One of the important things that we wanted to find out is that when you do this transplantation, you move the corals to a new place, and then how do you retain the genetic diversity? And we found that if you move about less than half of the population of that species to a new place, you can actually retain more than eighty percent of the biodiversity. And there is a difference between the homosexual species and bisexual species. A lot more researches are being done on this so we can answer the management question. We do not have to move the entire coral, we should have a more efficient method.

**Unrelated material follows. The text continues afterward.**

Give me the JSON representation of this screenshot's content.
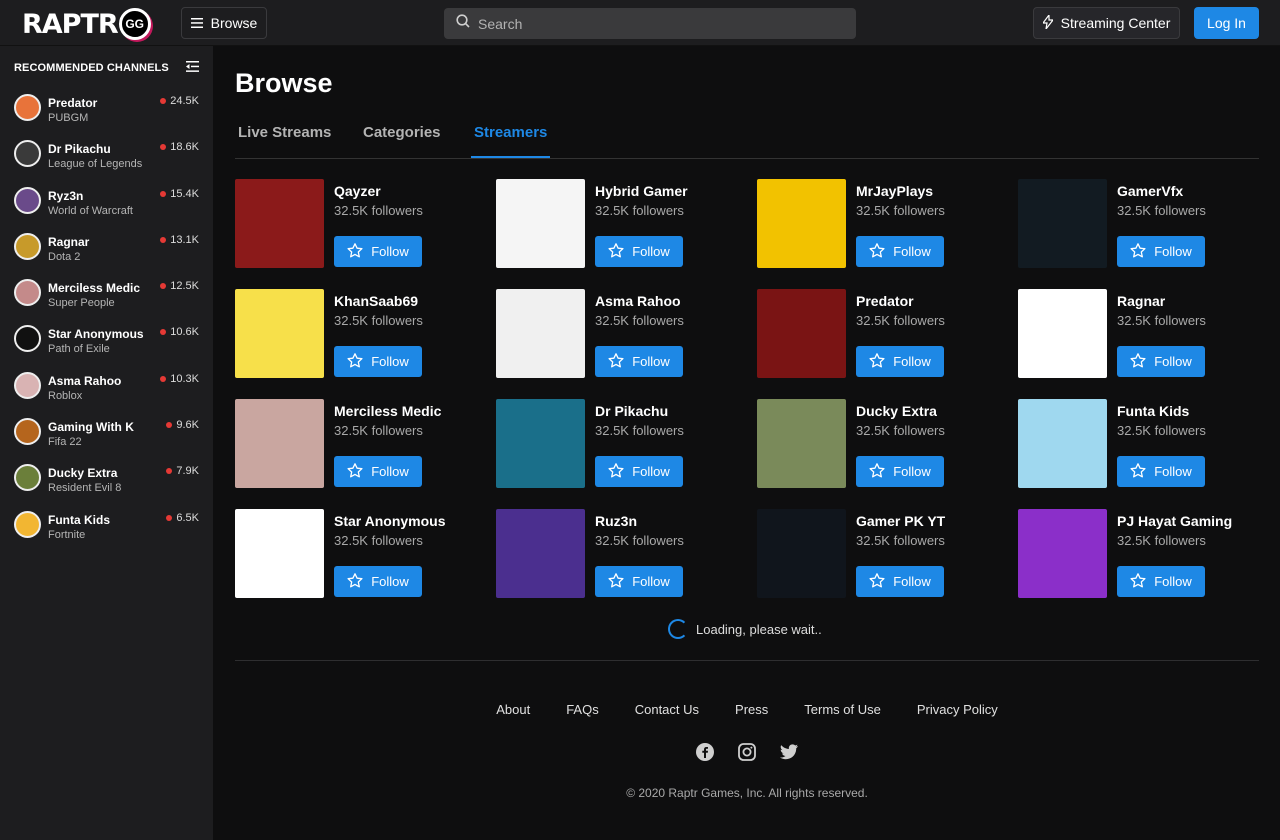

So now, I would like to say the other challenge in front of us. When we talk about reef restoration it is not just about restoration but creation of reef communities - areas that we have not seen reefs before. So how do we create the communities in non-reef areas? If you look at the four pictures here -- each is one of the species of coral Acropora, full of vitality and very nice, but they are actually grown on one of these nursery tables. We have put fragments onto this nursery table one meter by one meter, and they are almost 3.5 inches. This allows us to create reef communities in bare sandy areas.
Another place that we should look at would be sea walls because sixty percent of Singapore’s coastline is already surrounded by sea walls. We look at opportunities of how to make these sea walls more receptive of coral reef restoration. That is natural colonization of corals, especially in subtidal areas. But interventions are necessary to increase the diversity, especially in the intertidal zone. And for the subtidal zone, you can also look into assisted colonization. And this is way we move transplants on to the subtidal zone, which would help the reestablishment of the reef community in such areas. And also there are lots of other things that we should pay attention to, for example, a lot of the sea walls are sort of vertical -- straight down, and by swapping them, you can increase the surface area of a sea wall that can be colonized. Another thing is that even if you do just one stepped terrace, that will increase that space for coral colonization. It would be better if you do this when you have intertidal pools, so that at high tide, they will be filled up as tide goes down, and they still can retain water. And this is the way we are trying to do research. We tried to make full use of sea walls, so as to push the development of coral communities.
Therefore, we need the restoration, instead of just rehabilitation. I think that we have to look more at how to create reef communities. Restoration is necessary. It helps to mitigate urbanization and climate change. Conventional approach is to restore degraded reefs. But I think we should create new reefs, new areas of reefs, so that we can increase areas of coral reefs. The habitats can be protected for handling climate change. But it has to be a multidisciplinary approach. We need to look at innovative ecological engineering. There are lots of things that we can think about whether we like it or not, for example, developing sea walls for defence against the rising sea level. So if you are going to raise your sea walls for defence, you need to do something that can also retain or enhance marine resources. Thank you very much.